As shown in Table 2, the proposed GRAD-DBPN network outperforms all other architectures in terms of PSNR and SSIM. Our framework have shown an average improvement of 0.36 dB in PSNR and 0.047 in SSIM over the current state-of-the-art framework D-DBPN for 8X. It has also shown a moderate improvement of 0.47 dB in PSNR over DBPN for 4X scale. In the Fig. 6 we have shown the average testing time on 4X and 8X scales for BSD100 Dataset. It is evident that our model gave good trade off between PSNR and time taken for testing in comparision of other frameworks. Visual results of our model is also depicted in Figs. 5 and 4 along with the PSNR and SSIM values for DIV2K and BSD100 datasets. The proposed framework is faster than the present state-of-the-art models without making any compromise over PSNR performance. This makes it suitable for smartphone applications.
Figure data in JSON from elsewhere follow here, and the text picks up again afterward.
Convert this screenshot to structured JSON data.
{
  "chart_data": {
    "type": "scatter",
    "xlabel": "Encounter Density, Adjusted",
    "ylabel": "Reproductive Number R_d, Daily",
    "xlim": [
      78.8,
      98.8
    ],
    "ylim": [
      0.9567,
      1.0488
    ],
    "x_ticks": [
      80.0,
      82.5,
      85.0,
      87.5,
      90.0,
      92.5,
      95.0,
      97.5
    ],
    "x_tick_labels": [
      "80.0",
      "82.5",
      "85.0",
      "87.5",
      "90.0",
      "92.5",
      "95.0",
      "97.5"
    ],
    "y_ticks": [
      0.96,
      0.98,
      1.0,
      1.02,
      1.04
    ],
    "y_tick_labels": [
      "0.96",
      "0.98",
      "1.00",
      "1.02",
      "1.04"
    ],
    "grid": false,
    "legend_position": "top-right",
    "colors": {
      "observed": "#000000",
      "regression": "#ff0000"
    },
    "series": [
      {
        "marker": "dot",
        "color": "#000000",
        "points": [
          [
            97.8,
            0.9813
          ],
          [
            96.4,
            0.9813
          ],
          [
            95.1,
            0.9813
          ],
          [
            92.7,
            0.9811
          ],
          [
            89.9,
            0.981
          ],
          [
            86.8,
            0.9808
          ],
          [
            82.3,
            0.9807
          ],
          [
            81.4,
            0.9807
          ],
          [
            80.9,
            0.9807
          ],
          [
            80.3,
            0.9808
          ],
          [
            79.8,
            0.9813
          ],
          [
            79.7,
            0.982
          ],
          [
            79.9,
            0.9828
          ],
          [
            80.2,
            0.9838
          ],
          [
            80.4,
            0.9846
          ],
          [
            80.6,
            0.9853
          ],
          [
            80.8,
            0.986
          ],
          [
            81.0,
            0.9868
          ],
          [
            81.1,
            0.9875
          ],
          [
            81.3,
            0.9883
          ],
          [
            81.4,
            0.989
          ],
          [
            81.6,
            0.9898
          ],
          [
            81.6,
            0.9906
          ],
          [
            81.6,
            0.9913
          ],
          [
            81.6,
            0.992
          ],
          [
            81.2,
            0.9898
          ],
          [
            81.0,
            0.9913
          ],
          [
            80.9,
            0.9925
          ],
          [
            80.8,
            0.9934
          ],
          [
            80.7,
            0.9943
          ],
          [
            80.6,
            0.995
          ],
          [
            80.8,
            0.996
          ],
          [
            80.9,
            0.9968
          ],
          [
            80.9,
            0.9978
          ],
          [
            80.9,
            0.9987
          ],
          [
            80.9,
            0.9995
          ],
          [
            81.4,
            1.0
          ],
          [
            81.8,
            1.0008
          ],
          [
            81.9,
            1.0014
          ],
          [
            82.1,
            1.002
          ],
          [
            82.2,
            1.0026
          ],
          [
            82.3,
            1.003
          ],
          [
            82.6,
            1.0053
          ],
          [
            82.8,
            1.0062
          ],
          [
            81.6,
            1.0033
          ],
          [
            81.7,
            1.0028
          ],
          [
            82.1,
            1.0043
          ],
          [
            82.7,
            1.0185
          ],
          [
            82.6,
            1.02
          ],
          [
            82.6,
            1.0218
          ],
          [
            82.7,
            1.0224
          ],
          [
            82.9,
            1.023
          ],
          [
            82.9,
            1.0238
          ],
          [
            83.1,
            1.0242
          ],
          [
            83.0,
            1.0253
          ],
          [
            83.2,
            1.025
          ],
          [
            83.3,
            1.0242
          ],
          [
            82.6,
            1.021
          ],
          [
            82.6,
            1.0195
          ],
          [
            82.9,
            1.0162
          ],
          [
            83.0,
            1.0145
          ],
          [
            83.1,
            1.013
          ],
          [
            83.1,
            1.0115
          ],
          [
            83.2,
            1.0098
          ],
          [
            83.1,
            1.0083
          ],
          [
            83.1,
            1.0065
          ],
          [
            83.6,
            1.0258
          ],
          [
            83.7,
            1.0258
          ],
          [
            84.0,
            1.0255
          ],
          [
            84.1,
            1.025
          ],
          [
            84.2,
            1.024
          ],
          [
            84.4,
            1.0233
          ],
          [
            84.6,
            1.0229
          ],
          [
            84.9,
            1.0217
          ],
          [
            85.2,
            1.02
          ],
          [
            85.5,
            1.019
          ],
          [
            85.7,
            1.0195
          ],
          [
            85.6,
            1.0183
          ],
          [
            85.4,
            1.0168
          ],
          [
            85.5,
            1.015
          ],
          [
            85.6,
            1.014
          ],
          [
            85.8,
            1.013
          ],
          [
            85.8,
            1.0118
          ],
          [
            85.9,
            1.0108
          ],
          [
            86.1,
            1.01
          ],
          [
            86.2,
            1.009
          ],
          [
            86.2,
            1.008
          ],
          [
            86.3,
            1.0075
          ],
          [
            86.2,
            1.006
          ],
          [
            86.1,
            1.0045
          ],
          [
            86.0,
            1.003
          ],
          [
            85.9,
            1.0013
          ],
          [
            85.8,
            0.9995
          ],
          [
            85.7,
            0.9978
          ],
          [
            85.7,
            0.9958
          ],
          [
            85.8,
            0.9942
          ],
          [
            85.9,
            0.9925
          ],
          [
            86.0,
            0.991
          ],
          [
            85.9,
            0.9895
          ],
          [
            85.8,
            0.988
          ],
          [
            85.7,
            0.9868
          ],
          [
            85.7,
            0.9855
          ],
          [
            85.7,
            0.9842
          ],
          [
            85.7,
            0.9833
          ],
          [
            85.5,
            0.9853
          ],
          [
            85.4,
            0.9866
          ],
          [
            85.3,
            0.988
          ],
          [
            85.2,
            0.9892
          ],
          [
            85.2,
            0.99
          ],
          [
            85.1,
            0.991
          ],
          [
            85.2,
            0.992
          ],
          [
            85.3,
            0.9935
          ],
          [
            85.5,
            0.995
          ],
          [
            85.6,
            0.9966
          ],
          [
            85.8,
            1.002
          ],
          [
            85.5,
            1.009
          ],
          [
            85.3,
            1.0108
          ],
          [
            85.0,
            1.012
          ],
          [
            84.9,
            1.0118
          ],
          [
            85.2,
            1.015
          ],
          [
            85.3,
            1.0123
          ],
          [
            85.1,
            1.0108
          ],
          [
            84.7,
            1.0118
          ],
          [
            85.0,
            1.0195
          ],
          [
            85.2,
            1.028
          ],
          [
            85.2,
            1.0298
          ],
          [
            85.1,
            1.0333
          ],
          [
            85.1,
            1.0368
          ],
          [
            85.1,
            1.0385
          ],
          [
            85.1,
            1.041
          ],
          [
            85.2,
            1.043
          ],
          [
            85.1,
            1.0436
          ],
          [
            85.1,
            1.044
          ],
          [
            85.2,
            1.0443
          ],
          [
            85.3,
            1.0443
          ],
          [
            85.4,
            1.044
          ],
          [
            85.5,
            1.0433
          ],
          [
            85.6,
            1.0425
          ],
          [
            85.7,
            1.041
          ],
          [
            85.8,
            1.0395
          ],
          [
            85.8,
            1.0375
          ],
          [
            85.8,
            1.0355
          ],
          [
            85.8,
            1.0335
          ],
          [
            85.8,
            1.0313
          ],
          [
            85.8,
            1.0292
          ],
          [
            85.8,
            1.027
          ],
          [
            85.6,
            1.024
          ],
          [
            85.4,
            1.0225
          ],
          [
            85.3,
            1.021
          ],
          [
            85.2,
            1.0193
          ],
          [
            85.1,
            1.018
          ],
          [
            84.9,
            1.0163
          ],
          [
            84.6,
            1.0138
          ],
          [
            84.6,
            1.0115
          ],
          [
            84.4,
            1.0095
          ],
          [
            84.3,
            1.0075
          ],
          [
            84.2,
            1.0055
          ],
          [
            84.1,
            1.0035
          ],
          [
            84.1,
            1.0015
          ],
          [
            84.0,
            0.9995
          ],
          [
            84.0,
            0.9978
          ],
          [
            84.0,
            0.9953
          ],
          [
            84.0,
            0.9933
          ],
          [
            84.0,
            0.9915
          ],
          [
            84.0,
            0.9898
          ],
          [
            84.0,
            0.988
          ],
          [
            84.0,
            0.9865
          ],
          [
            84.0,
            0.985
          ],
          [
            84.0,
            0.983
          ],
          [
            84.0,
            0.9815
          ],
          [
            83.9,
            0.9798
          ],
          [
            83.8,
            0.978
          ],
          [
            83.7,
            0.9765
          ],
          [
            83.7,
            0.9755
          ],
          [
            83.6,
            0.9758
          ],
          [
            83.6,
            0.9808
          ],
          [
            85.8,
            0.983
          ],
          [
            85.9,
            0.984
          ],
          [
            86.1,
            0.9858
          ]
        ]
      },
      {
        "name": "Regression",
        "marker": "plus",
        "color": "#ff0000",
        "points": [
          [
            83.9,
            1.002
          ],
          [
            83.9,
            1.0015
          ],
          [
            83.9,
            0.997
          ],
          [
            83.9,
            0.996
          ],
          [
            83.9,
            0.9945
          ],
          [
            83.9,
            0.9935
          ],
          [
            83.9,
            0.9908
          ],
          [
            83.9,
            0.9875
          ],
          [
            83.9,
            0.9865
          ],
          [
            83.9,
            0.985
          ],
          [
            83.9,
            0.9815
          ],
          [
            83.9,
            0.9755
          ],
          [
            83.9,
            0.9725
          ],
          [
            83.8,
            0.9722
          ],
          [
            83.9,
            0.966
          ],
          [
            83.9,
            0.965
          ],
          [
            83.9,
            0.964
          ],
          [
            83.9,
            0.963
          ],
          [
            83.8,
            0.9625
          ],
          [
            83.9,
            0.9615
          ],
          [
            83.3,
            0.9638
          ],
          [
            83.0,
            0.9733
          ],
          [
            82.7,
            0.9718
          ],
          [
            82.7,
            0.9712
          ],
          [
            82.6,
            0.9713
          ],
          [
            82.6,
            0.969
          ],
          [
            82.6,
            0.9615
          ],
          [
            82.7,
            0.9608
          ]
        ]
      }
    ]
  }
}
The model is light-weight and take less than 2 MB of storage space.

6 Conclusion

In this work, we presented a novel Gradually growing Residual and self-Attention based Dense Deep Back Projection Network (GRAD-DBPN) that showed significant improvement in terms of PSNR and SSIM metrics for single image super-resolution (SISR) as compared to the existing algorithms for large magnification ratio. Usage of spectral norm facilitated quicker and improved convergence of the error. Self attention and gradual growing improves the perceptual and objective quality while using less computational resources thus making it a light-weight architecture.